A little further north, in Wisconsin, a youngster named Allen Ludden moved from town to town with his family. The Ludden’s eventually landed in Texas, where Allen majored in English and drama at the University of Texas. During WWII, Allen served as an officer in charge of entertainment, moving east after the war. He continued to entertain, hosting a radio show and writing advice columns for teen magazines. He moved to television in 1959, when the G.E. College Bowl debuted on CBS.
In 1961, their path’s crossed for the first time, thanks to the game show Password. Ludden, named the host of the new show, didn’t remember meeting White the first time she guested, as his concentration was torn from the show by his dying wife. When White returned a second time after the death of Ludden’s wife, the impression stuck, and Ludden knew who would be the next Mrs. Allen Ludden. Convincing Betty, however, took a while, but they eventually married in 1963. They continued to work and live together, feeling the ups and downs of Hollywood life, until Ludden’s 1981 death at the age of 63. Betty White never married again, though she ultimately became an even bigger star thanks to her 7-year run on The Golden Girls.

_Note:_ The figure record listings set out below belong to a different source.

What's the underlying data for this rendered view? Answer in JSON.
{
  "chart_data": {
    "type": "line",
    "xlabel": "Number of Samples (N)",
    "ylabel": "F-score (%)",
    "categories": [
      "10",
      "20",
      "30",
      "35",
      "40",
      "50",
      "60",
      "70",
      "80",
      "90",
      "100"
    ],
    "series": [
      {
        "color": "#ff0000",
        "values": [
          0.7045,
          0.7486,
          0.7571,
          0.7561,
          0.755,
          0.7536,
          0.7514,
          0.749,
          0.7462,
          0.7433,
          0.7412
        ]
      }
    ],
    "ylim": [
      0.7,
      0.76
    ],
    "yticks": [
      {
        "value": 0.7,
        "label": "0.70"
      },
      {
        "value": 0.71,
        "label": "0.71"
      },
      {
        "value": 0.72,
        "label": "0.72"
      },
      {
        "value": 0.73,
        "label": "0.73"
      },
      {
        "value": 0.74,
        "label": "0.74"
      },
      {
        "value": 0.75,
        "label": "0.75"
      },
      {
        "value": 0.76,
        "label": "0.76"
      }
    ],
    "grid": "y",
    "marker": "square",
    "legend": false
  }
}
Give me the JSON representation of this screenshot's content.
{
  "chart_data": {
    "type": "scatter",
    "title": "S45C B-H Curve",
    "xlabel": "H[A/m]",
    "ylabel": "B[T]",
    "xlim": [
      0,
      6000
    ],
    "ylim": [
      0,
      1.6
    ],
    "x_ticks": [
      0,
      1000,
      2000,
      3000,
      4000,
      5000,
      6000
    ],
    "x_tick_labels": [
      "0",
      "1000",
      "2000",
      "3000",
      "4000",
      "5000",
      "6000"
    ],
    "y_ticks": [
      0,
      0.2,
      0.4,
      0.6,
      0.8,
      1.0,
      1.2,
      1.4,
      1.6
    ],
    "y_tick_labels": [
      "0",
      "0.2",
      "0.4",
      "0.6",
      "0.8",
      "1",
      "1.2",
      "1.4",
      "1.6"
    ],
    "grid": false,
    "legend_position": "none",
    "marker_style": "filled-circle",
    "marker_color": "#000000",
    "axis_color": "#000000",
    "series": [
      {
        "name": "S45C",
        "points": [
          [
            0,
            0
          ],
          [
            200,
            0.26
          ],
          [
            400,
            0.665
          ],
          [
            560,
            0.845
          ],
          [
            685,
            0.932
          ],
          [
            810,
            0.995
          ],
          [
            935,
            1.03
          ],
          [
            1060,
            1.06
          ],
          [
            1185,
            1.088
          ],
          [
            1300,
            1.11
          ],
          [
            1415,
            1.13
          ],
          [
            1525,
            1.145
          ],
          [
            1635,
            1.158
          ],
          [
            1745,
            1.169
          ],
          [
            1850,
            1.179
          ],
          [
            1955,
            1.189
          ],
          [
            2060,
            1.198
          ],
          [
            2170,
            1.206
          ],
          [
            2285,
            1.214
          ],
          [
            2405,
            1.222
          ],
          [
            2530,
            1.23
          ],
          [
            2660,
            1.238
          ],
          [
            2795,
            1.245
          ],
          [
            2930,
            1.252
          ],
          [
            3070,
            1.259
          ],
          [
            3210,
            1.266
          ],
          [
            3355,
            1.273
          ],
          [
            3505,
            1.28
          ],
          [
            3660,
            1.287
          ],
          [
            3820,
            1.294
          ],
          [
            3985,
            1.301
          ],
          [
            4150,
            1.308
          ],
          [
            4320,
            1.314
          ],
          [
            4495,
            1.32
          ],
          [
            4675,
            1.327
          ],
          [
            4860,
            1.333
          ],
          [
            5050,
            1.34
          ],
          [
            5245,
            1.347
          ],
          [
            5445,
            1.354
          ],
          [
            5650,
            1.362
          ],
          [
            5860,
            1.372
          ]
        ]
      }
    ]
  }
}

I don’t even know if I had heard of Allen Ludden before discovering the Buzzr channel a few years back. Since then, I’ve watched my fair share of the original Password and the late 70s revival Password Plus, which Ludden was hosting until he fell ill. It seemed like the world was prepping to celebrate Betty White’s 100th birthday today until her surprising death, or as surprising as a death can be when someone is 99 years old, on New Year’s Eve, less than three weeks before the big bash. It was in honor of them both that I found this biography from Adam Nedeff, who seems to have made a cottage industry looking back at old time game show hosts. I might just have to take a look at one of them down the line.